A-ha! So this function might return uninitialized value (variable?),
which is propagated to virFDStreamThread where it hits an error. Well,
one one hand compiler tries to be smart (neither of those checks
including @got in the parent function cause the compilation error since
in that case @got is initialized); but on the other hand compiler fails
to see there's no way with the current code for msg->type to be
something different than MSG_TYPE_DATA in which case @got is set a value.
Sigh.

> 
>> +    virFDStreamMsgPtr msg = fdst->msg;
>> +    bool pop = false;
>> +
>> +    switch (msg->type) {
>> +    case VIR_FDSTREAM_MSG_TYPE_DATA:
>> +        got = safewrite(fdout,
>> +                        msg->stream.data.buf + msg->stream.data.offset,
>> +                        msg->stream.data.len - msg->stream.data.offset);
>> +        if (got < 0) {
>> +            virReportSystemError(errno,
>> +                                 _("Unable to write %s"),
>> +                                 fdoutname);
>> +            return -1;
>> +        }
>> +
>> +        msg->stream.data.offset += got;
>> +
>> +        pop = msg->stream.data.offset == msg->stream.data.len;
>> +        break;
>> +    }
>> +
>> +    if (pop) {
>> +        virFDStreamMsgQueuePop(fdst, fdin, fdinname);
>> +        virFDStreamMsgFree(msg);
>> +    }
>> +
>> +    return got;
>> +}
>> +
>> +
>>  static void
>>  virFDStreamThread(void *opaque)
>>  {
>> @@ -304,14 +496,12 @@ virFDStreamThread(void *opaque)
>>      int fdout = data->fdout;
>>      char *fdoutname = data->fdoutname;
>>      virFDStreamDataPtr fdst = st->privateData;
>> -    char *buf = NULL;
>> +    bool doRead = fdst->threadDoRead;
> 
> Should the fdst ref come eafter the ObjectLock(fdst) below? [1]

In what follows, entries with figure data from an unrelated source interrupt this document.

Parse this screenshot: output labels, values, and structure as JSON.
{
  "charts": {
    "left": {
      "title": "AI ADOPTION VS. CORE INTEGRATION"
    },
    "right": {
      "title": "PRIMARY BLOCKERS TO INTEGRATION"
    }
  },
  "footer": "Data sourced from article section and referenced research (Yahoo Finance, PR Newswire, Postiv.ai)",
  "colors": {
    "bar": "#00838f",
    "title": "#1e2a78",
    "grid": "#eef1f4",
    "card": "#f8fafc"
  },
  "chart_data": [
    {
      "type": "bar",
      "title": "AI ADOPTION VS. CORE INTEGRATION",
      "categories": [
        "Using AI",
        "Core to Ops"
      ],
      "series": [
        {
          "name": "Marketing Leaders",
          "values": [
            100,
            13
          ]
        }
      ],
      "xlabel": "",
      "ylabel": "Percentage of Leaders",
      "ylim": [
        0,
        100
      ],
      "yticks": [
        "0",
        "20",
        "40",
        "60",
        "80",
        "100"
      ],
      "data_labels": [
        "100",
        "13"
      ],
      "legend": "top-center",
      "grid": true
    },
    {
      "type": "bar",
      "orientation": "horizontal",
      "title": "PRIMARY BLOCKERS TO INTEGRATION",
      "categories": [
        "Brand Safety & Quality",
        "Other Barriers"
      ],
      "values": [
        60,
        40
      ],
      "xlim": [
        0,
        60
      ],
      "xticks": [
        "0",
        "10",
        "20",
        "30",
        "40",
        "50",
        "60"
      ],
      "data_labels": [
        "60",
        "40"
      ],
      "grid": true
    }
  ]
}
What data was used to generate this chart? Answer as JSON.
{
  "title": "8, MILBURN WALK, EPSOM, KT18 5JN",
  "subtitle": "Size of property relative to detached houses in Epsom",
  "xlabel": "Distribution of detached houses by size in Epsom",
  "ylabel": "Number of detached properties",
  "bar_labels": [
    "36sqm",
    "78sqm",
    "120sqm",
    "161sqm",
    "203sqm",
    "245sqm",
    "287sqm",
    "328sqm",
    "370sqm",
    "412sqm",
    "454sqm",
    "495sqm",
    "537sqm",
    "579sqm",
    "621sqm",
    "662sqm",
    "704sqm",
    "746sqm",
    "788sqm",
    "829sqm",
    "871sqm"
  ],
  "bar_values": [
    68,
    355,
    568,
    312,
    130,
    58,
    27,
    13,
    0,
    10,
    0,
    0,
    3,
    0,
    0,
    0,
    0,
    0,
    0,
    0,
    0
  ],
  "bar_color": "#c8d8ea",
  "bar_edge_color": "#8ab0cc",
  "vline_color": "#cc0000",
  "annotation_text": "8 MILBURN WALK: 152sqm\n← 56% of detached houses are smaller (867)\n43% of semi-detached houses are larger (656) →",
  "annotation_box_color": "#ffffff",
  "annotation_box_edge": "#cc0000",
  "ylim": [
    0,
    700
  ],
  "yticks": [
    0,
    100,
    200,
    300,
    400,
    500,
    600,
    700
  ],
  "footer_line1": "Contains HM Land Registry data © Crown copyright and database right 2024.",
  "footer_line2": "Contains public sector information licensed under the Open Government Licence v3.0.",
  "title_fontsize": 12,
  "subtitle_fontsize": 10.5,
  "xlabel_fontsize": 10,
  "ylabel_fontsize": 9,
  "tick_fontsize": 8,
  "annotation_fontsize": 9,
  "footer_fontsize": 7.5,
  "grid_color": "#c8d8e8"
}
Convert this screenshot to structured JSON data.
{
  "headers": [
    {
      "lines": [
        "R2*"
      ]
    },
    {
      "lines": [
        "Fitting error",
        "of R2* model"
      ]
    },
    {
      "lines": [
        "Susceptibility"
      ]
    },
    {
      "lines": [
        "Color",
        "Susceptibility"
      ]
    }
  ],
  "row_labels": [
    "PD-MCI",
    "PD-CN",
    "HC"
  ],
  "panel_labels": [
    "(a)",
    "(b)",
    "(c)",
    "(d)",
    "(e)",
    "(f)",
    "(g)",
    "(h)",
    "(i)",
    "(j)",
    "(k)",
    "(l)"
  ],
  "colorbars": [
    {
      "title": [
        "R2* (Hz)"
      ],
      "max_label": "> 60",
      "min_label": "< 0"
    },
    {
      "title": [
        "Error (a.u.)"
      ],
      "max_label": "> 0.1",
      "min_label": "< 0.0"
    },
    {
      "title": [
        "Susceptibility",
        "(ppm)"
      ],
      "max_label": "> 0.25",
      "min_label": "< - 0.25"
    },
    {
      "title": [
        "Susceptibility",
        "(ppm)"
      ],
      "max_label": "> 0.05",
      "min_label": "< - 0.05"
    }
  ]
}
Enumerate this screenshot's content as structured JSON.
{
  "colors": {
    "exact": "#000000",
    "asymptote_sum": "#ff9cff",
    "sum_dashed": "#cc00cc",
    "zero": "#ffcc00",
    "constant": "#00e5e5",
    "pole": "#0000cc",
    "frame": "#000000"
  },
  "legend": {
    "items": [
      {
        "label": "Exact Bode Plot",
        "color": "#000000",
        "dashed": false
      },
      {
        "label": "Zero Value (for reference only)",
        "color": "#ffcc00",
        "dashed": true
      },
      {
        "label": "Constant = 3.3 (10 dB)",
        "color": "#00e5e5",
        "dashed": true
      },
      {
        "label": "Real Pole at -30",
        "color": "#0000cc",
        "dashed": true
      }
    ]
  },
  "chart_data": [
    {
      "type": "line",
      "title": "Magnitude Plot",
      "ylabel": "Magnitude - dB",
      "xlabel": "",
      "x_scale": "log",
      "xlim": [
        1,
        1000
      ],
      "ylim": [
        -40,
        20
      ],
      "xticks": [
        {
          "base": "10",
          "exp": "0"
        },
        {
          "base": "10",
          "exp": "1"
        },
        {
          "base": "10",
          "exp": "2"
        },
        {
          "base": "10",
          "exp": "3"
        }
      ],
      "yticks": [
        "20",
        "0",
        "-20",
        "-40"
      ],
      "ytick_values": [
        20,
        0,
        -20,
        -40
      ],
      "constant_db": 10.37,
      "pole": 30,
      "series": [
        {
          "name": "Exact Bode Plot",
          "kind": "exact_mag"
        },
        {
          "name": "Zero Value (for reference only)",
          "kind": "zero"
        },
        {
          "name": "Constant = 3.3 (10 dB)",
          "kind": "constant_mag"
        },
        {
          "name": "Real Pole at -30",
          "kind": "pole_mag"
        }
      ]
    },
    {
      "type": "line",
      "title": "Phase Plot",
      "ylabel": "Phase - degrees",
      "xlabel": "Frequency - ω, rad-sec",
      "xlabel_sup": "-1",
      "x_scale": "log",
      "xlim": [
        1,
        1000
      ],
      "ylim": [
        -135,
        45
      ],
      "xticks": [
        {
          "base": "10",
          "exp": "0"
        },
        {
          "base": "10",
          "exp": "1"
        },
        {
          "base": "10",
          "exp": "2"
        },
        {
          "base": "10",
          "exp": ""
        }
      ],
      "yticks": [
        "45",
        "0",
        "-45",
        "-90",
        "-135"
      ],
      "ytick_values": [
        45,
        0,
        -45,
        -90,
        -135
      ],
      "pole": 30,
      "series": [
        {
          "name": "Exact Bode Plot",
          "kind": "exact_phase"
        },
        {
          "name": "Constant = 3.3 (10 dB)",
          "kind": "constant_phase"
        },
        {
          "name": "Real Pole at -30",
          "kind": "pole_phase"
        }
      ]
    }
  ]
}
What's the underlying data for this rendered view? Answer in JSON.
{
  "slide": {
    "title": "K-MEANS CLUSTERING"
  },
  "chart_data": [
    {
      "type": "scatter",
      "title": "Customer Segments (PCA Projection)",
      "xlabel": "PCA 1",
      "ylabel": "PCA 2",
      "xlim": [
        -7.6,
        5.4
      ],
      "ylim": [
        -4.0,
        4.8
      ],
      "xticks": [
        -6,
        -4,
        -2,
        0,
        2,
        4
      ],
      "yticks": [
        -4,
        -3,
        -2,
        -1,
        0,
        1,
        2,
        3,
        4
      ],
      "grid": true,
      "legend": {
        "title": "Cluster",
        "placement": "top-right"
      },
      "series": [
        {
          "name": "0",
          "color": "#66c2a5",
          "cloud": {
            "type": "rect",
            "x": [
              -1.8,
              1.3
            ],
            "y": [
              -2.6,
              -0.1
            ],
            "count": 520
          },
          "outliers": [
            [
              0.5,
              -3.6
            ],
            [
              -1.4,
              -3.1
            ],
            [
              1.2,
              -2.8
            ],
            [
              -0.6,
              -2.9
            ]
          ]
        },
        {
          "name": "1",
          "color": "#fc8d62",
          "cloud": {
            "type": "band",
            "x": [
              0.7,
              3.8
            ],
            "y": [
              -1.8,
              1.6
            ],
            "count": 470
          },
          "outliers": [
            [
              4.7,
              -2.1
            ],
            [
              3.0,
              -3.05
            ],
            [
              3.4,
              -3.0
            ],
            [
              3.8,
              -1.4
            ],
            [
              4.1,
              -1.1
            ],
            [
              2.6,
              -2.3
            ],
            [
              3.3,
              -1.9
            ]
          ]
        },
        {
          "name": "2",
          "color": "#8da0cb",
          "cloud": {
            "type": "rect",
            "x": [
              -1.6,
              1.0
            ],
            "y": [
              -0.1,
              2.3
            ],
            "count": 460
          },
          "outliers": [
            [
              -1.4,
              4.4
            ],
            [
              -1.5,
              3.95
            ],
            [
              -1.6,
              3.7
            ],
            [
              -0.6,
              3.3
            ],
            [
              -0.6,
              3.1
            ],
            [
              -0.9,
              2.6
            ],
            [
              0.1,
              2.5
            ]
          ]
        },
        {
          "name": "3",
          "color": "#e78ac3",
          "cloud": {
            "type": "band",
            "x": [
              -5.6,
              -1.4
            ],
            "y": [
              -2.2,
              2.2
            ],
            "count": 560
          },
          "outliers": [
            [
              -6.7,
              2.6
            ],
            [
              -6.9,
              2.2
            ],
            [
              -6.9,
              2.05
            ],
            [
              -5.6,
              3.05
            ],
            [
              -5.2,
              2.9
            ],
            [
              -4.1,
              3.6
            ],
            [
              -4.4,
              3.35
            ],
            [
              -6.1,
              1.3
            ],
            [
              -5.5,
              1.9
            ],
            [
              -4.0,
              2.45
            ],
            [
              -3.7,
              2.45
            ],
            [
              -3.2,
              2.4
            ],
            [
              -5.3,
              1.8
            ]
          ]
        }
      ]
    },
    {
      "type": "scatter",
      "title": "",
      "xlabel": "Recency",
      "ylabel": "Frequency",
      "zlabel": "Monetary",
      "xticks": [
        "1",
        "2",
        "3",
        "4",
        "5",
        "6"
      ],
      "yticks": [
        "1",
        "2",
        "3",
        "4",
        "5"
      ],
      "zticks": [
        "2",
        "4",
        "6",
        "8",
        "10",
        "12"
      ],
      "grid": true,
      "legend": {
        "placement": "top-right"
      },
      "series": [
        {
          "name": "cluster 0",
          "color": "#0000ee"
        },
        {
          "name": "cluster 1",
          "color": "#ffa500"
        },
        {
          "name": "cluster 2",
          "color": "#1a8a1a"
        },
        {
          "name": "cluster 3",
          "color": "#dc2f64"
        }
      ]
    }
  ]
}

Actually, it doesn't matter. At this point, @fdst should have at least
one reference held by parent process (I mean the other thread that
spawned this thread). Not even in the case when unfair thread scheduling
occurs. I mean, imagine streamOpen() & streamClose() to be called
immediately one after another. steamOpen() spawns the thread, but lets
assume that the scheduler is unfair and does not schedule the thread for
a while. Well, streamClose() waits for the thread to join anyway,
therefore it doesn't really matter on ordering of lock() & ref() operations.